Experts say that up to 80% of the population suffers from back pain, which explains why it’s one of the leading causes of disability worldwide.
The causes of back pain are varied, but daily habits people adopt can aggravate muscles and nerves. If you’d like to get rid of back pains, giving up or changing some of the things you do every day is a start.
1. You’re sitting for longer hours and sitting the wrong way. Becoming a “desk jockey” isn’t a fun and exciting job. Being glued to your table while working puts a lot of pressure on your back, muscles and spinal discs, according to the Spine Center. You will need to stand, stretch and walk in between to keep your muscles and ligaments loose and relaxed. Doing so will also eliminate discomforts.
2. You’re carrying a heavy bag. Heavy bags lead to back pains among children, according to a BBC, and the same can be said for adults who like lugging a big bag with them. A bag shouldn’t weigh more than ten to fifteen percent of your weight, according the Ontario Chiropractic Association. Carry a lighter bag or divide the contents into two – a purse and a tote – to balance your body as you carry them.
3. You have an old mattress. How long has it been since you’ve replaced your mattress? If you’re waking up with numbness, aches and pains all over your body, and if you don’t feel refreshed even after sleeping, it may be time to buy a new one. Firmer mattresses are good for lower-back pain relief, according to a study published in the U.S. National Library of Medicine.
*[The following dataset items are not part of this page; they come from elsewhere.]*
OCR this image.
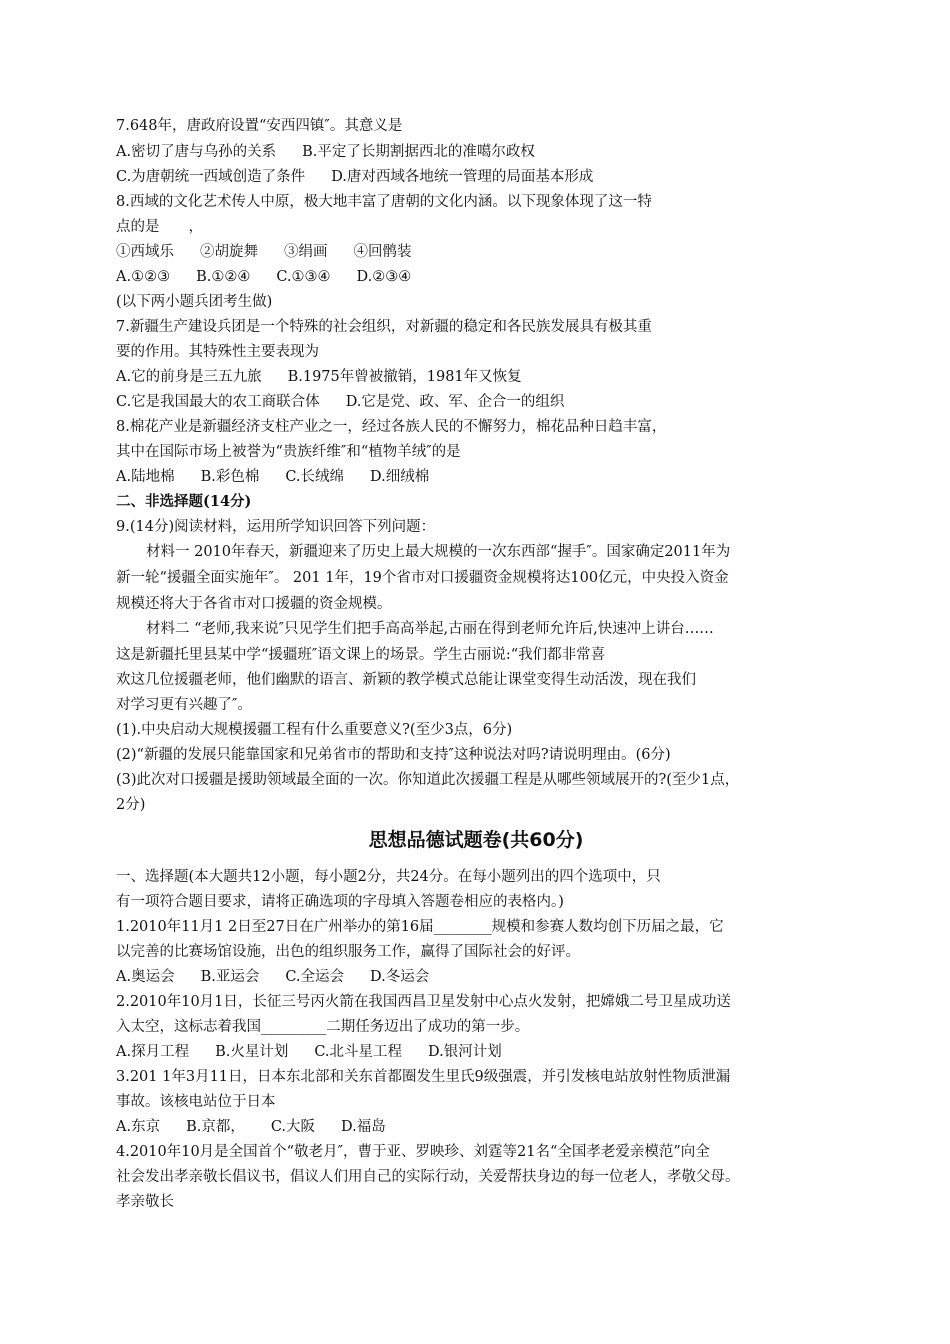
7.648年，唐政府设置“安西四镇″。其意义是
A.密切了唐与乌孙的关系 B.平定了长期割据西北的准噶尔政权
C.为唐朝统一西域创造了条件 D.唐对西域各地统一管理的局面基本形成
8.西域的文化艺术传人中原，极大地丰富了唐朝的文化内涵。以下现象体现了这一特
点的是　　，
①西域乐 ②胡旋舞 ③绢画 ④回鹘装
A.①②③ B.①②④ C.①③④ D.②③④
(以下两小题兵团考生做)
7.新疆生产建设兵团是一个特殊的社会组织，对新疆的稳定和各民族发展具有极其重
要的作用。其特殊性主要表现为
A.它的前身是三五九旅 B.1975年曾被撤销，1981年又恢复
C.它是我国最大的农工商联合体 D.它是党、政、军、企合一的组织
8.棉花产业是新疆经济支柱产业之一，经过各族人民的不懈努力，棉花品种日趋丰富，
其中在国际市场上被誉为“贵族纤维″和“植物羊绒″的是
A.陆地棉 B.彩色棉 C.长绒绵 D.细绒棉
二、非选择题(14分)
9.(14分)阅读材料，运用所学知识回答下列问题：
材料一 2010年春天，新疆迎来了历史上最大规模的一次东西部“握手″。国家确定2011年为
新一轮“援疆全面实施年″。 201 1年，19个省市对口援疆资金规模将达100亿元，中央投入资金
规模还将大于各省市对口援疆的资金规模。
材料二 “老师,我来说″只见学生们把手高高举起,古丽在得到老师允许后,快速冲上讲台……
这是新疆托里县某中学“援疆班″语文课上的场景。学生古丽说:“我们都非常喜
欢这几位援疆老师，他们幽默的语言、新颖的教学模式总能让课堂变得生动活泼，现在我们
对学习更有兴趣了″。
(1).中央启动大规模援疆工程有什么重要意义?(至少3点，6分)
(2)“新疆的发展只能靠国家和兄弟省市的帮助和支持″这种说法对吗?请说明理由。(6分)
(3)此次对口援疆是援助领域最全面的一次。你知道此次援疆工程是从哪些领域展开的?(至少1点，
2分)
思想品德试题卷(共60分)
一、选择题(本大题共12小题，每小题2分，共24分。在每小题列出的四个选项中，只
有一项符合题目要求，请将正确选项的字母填入答题卷相应的表格内。)
1.2010年11月1 2日至27日在广州举办的第16届________规模和参赛人数均创下历届之最，它
以完善的比赛场馆设施，出色的组织服务工作，赢得了国际社会的好评。
A.奥运会 B.亚运会 C.全运会 D.冬运会
2.2010年10月1日，长征三号丙火箭在我国西昌卫星发射中心点火发射，把嫦娥二号卫星成功送
入太空，这标志着我国_________二期任务迈出了成功的第一步。
A.探月工程 B.火星计划 C.北斗星工程 D.银河计划
3.201 1年3月11日，日本东北部和关东首都圈发生里氏9级强震，并引发核电站放射性物质泄漏
事故。该核电站位于日本
A.东京 B.京都， C.大阪 D.福岛
4.2010年10月是全国首个“敬老月″，曹于亚、罗映珍、刘霆等21名“全国孝老爱亲模范”向全
社会发出孝亲敬长倡议书，倡议人们用自己的实际行动，关爱帮扶身边的每一位老人，孝敬父母。
孝亲敬长
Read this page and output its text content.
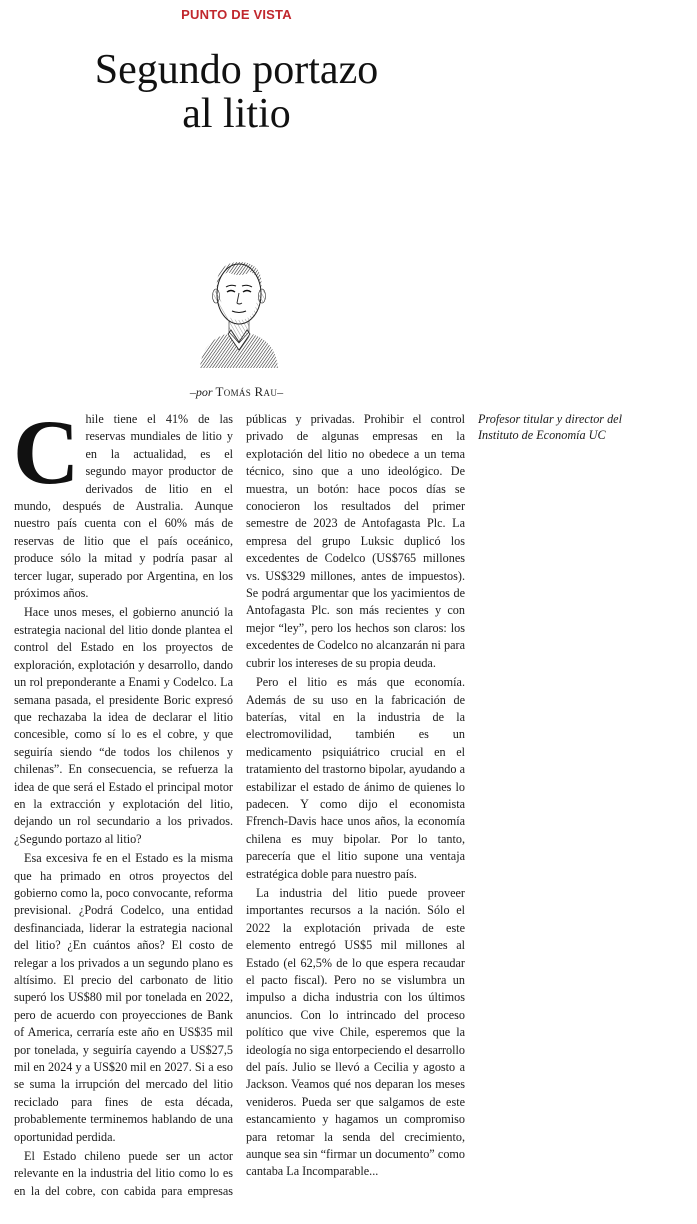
PUNTO DE VISTA
Segundo portazo
al litio
–por Tomás Rau–

Chile tiene el 41% de las reservas mundiales de litio y en la actualidad, es el segundo mayor productor de derivados de litio en el mundo, después de Australia. Aunque nuestro país cuenta con el 60% más de reservas de litio que el país oceánico, produce sólo la mitad y podría pasar al tercer lugar, superado por Argentina, en los próximos años.

Hace unos meses, el gobierno anunció la estrategia nacional del litio donde plantea el control del Estado en los proyectos de exploración, explotación y desarrollo, dando un rol preponderante a Enami y Codelco. La semana pasada, el presidente Boric expresó que rechazaba la idea de declarar el litio concesible, como sí lo es el cobre, y que seguiría siendo “de todos los chilenos y chilenas”. En consecuencia, se refuerza la idea de que será el Estado el principal motor en la extracción y explotación del litio, dejando un rol secundario a los privados. ¿Segundo portazo al litio?

Esa excesiva fe en el Estado es la misma que ha primado en otros proyectos del gobierno como la, poco convocante, reforma previsional. ¿Podrá Codelco, una entidad desfinanciada, liderar la estrategia nacional del litio? ¿En cuántos años? El costo de relegar a los privados a un segundo plano es altísimo. El precio del carbonato de litio superó los US$80 mil por tonelada en 2022, pero de acuerdo con proyecciones de Bank of America, cerraría este año en US$35 mil por tonelada, y seguiría cayendo a US$27,5 mil en 2024 y a US$20 mil en 2027. Si a eso se suma la irrupción del mercado del litio reciclado para fines de esta década, probablemente terminemos hablando de una oportunidad perdida.

El Estado chileno puede ser un actor relevante en la industria del litio como lo es en la del cobre, con cabida para empresas públicas y privadas. Prohibir el control privado de algunas empresas en la explotación del litio no obedece a un tema técnico, sino que a uno ideológico. De muestra, un botón: hace pocos días se conocieron los resultados del primer semestre de 2023 de Antofagasta Plc. La empresa del grupo Luksic duplicó los excedentes de Codelco (US$765 millones vs. US$329 millones, antes de impuestos). Se podrá argumentar que los yacimientos de Antofagasta Plc. son más recientes y con mejor “ley”, pero los hechos son claros: los excedentes de Codelco no alcanzarán ni para cubrir los intereses de su propia deuda.

Pero el litio es más que economía. Además de su uso en la fabricación de baterías, vital en la industria de la electromovilidad, también es un medicamento psiquiátrico crucial en el tratamiento del trastorno bipolar, ayudando a estabilizar el estado de ánimo de quienes lo padecen. Y como dijo el economista Ffrench-Davis hace unos años, la economía chilena es muy bipolar. Por lo tanto, parecería que el litio supone una ventaja estratégica doble para nuestro país.

La industria del litio puede proveer importantes recursos a la nación. Sólo el 2022 la explotación privada de este elemento entregó US$5 mil millones al Estado (el 62,5% de lo que espera recaudar el pacto fiscal). Pero no se vislumbra un impulso a dicha industria con los últimos anuncios. Con lo intrincado del proceso político que vive Chile, esperemos que la ideología no siga entorpeciendo el desarrollo del país. Julio se llevó a Cecilia y agosto a Jackson. Veamos qué nos deparan los meses venideros. Pueda ser que salgamos de este estancamiento y hagamos un compromiso para retomar la senda del crecimiento, aunque sea sin “firmar un documento” como cantaba La Incomparable...

Profesor titular y director del
Instituto de Economía UC
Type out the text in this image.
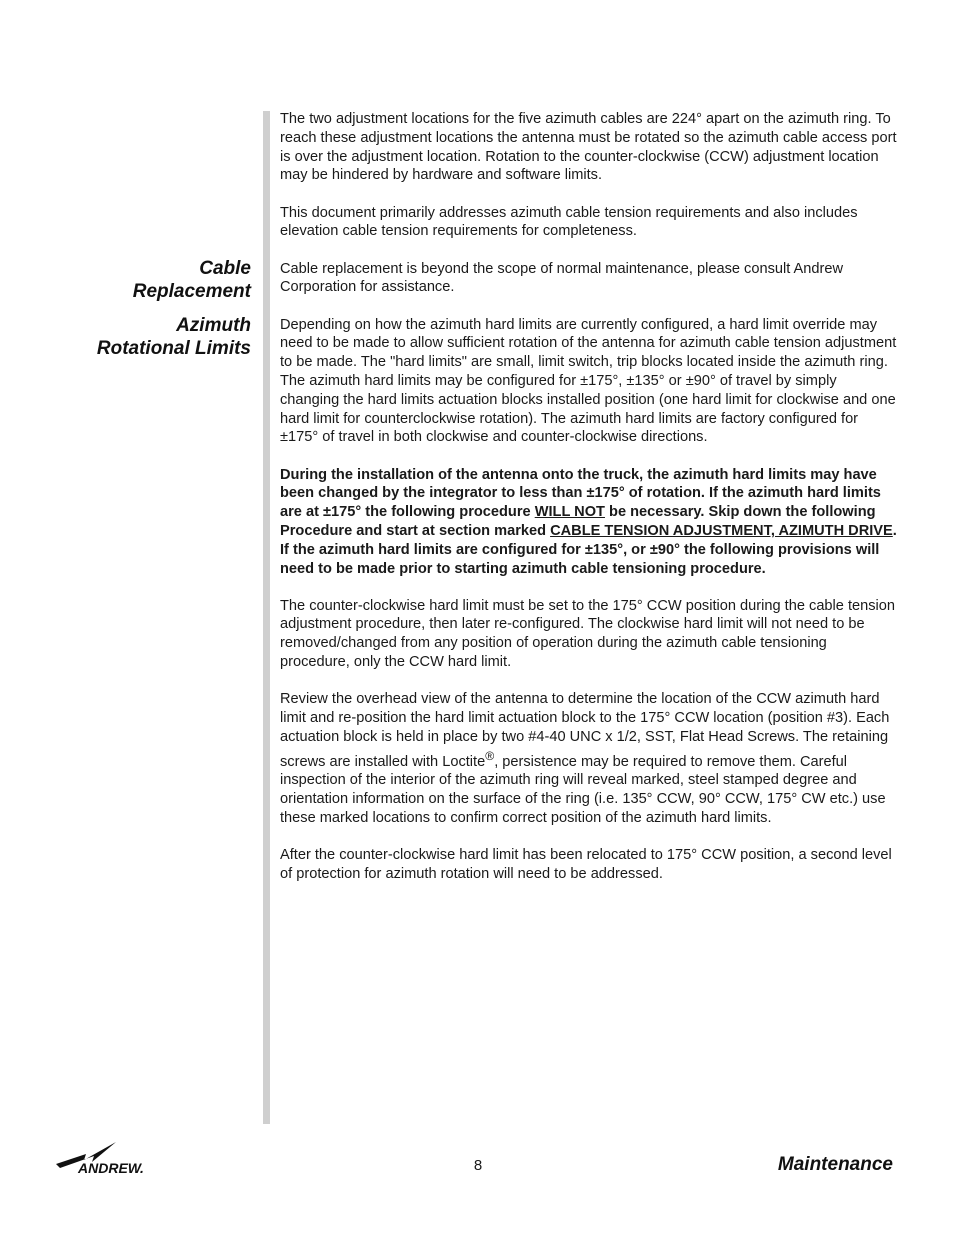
Cable
Replacement
Azimuth
Rotational Limits

The two adjustment locations for the five azimuth cables are 224° apart on the azimuth ring. To reach these adjustment locations the antenna must be rotated so the azimuth cable access port is over the adjustment location. Rotation to the counter-clockwise (CCW) adjustment location may be hindered by hardware and software limits.

This document primarily addresses azimuth cable tension requirements and also includes elevation cable tension requirements for completeness.

Cable replacement is beyond the scope of normal maintenance, please consult Andrew Corporation for assistance.

Depending on how the azimuth hard limits are currently configured, a hard limit override may need to be made to allow sufficient rotation of the antenna for azimuth cable tension adjustment to be made. The "hard limits" are small, limit switch, trip blocks located inside the azimuth ring. The azimuth hard limits may be configured for ±175°, ±135° or ±90° of travel by simply changing the hard limits actuation blocks installed position (one hard limit for clockwise and one hard limit for counterclockwise rotation). The azimuth hard limits are factory configured for ±175° of travel in both clockwise and counter-clockwise directions.

During the installation of the antenna onto the truck, the azimuth hard limits may have been changed by the integrator to less than ±175° of rotation. If the azimuth hard limits are at ±175° the following procedure WILL NOT be necessary. Skip down the following Procedure and start at section marked CABLE TENSION ADJUSTMENT, AZIMUTH DRIVE. If the azimuth hard limits are configured for ±135°, or ±90° the following provisions will need to be made prior to starting azimuth cable tensioning procedure.

The counter-clockwise hard limit must be set to the 175° CCW position during the cable tension adjustment procedure, then later re-configured. The clockwise hard limit will not need to be removed/changed from any position of operation during the azimuth cable tensioning procedure, only the CCW hard limit.

Review the overhead view of the antenna to determine the location of the CCW azimuth hard limit and re-position the hard limit actuation block to the 175° CCW location (position #3). Each actuation block is held in place by two #4-40 UNC x 1/2, SST, Flat Head Screws. The retaining screws are installed with Loctite®, persistence may be required to remove them. Careful inspection of the interior of the azimuth ring will reveal marked, steel stamped degree and orientation information on the surface of the ring (i.e. 135° CCW, 90° CCW, 175° CW etc.) use these marked locations to confirm correct position of the azimuth hard limits.

After the counter-clockwise hard limit has been relocated to 175° CCW position, a second level of protection for azimuth rotation will need to be addressed.

ANDREW.	8	Maintenance
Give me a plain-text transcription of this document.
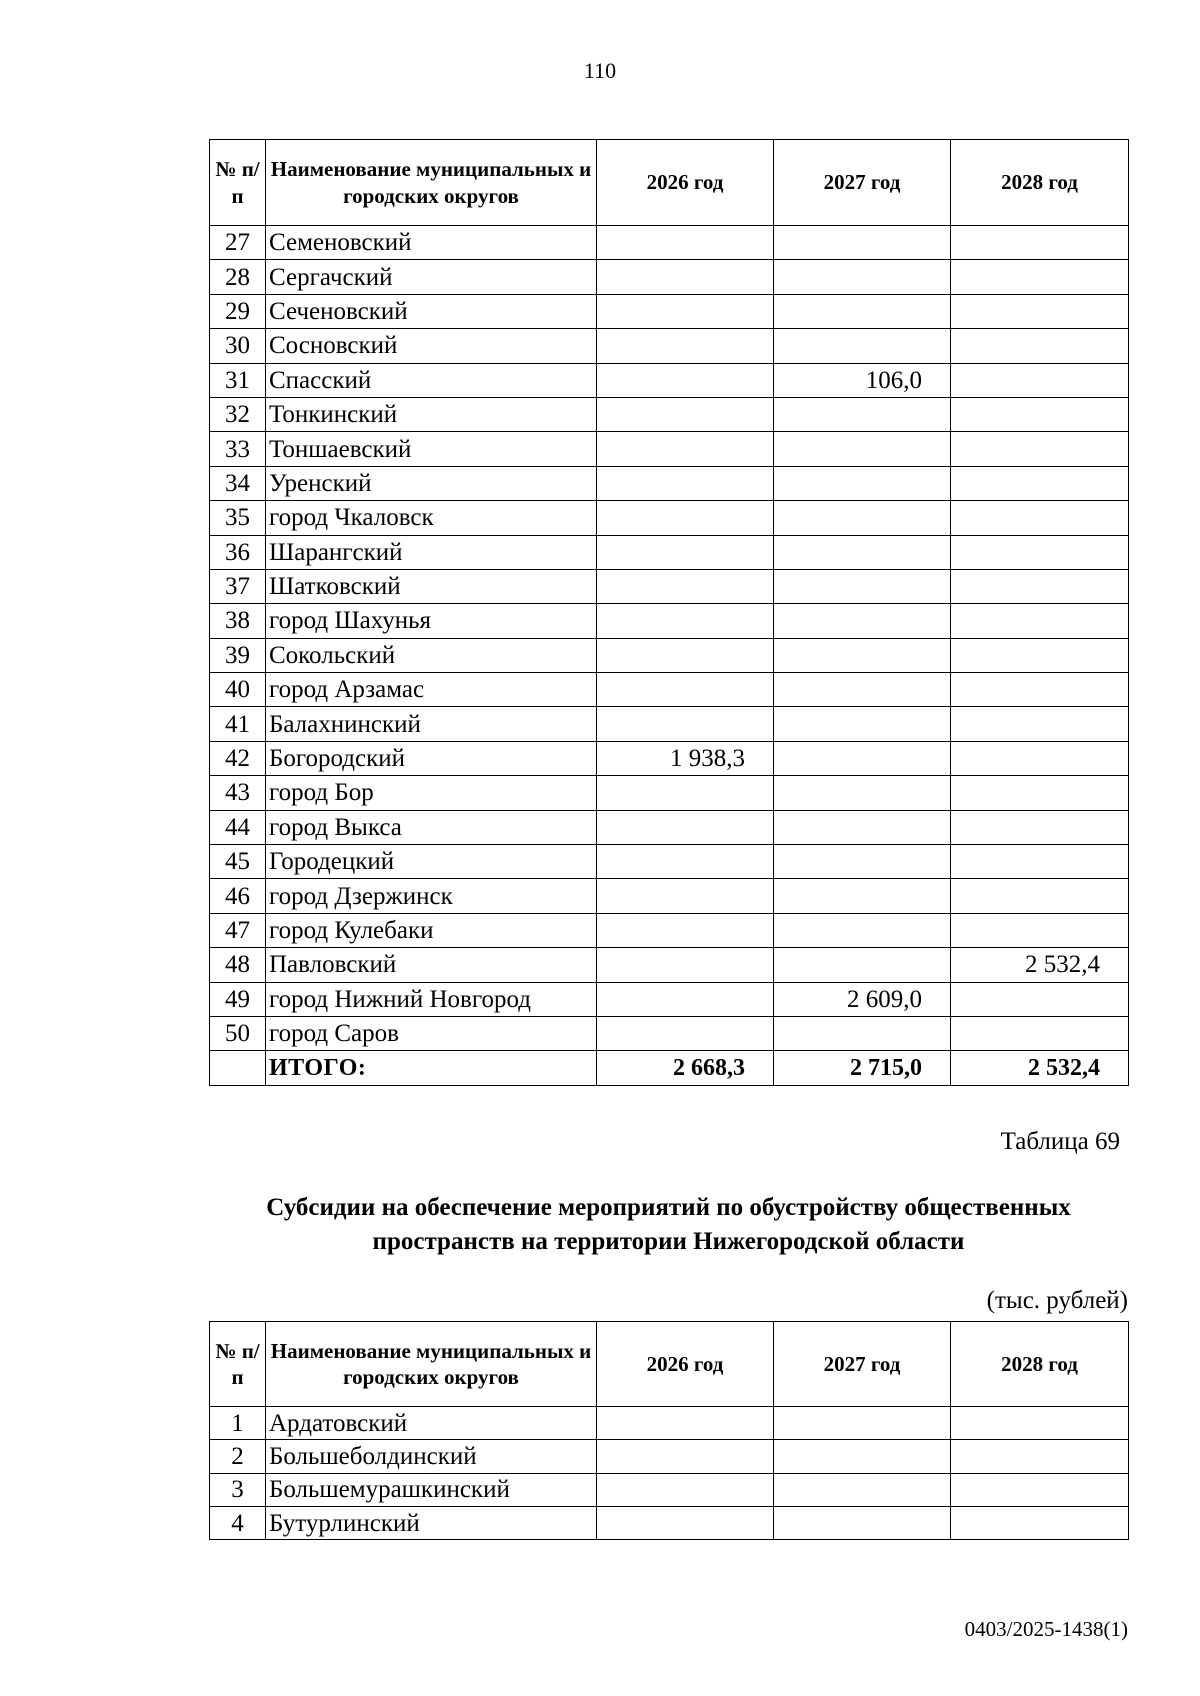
110
№ п/п	Наименование муниципальных и городских округов	2026 год	2027 год	2028 год
27	Семеновский			
28	Сергачский			
29	Сеченовский			
30	Сосновский			
31	Спасский		106,0	
32	Тонкинский			
33	Тоншаевский			
34	Уренский			
35	город Чкаловск			
36	Шарангский			
37	Шатковский			
38	город Шахунья			
39	Сокольский			
40	город Арзамас			
41	Балахнинский			
42	Богородский	1 938,3		
43	город Бор			
44	город Выкса			
45	Городецкий			
46	город Дзержинск			
47	город Кулебаки			
48	Павловский			2 532,4
49	город Нижний Новгород		2 609,0	
50	город Саров			
	ИТОГО:	2 668,3	2 715,0	2 532,4
Таблица 69
Субсидии на обеспечение мероприятий по обустройству общественных пространств на территории Нижегородской области
(тыс. рублей)
№ п/п	Наименование муниципальных и городских округов	2026 год	2027 год	2028 год
1	Ардатовский			
2	Большеболдинский			
3	Большемурашкинский			
4	Бутурлинский			
0403/2025-1438(1)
4. You’re not doing any exercise or you’re doing exercises wrong. Apart from keeping the body fit and helping with weight maintenance or weight loss, exercise can help with posture and back pain problems. It keeps the muscles and joints flexible. However, doing exercises the wrong way can also hurt your back. Have you been over-doing your crunches? It may be better to switch to other routines or enlist the help of a trainer to teach you the right way to execute the routines.
5. You love wearing heels. “Any time you wear shoes that restrict the natural shape of your foot, you’re at risk for experiencing pain,” said osteopathic physician Natalie A. Nevins, via Osteopathic Org. “This tendon is designed to be flexible, so the foot can lie flat or point. With repetitive wear, you can develop unhealthy patterns that can persist even when you’re not wearing high heels.” You don’t have to ditch heels altogether, but instead learn to wear better shoes that have sensible heels, softer insoles and are the right size. Also, alternate wearing heel and flats, so that you don’t put so much pressure on your spine.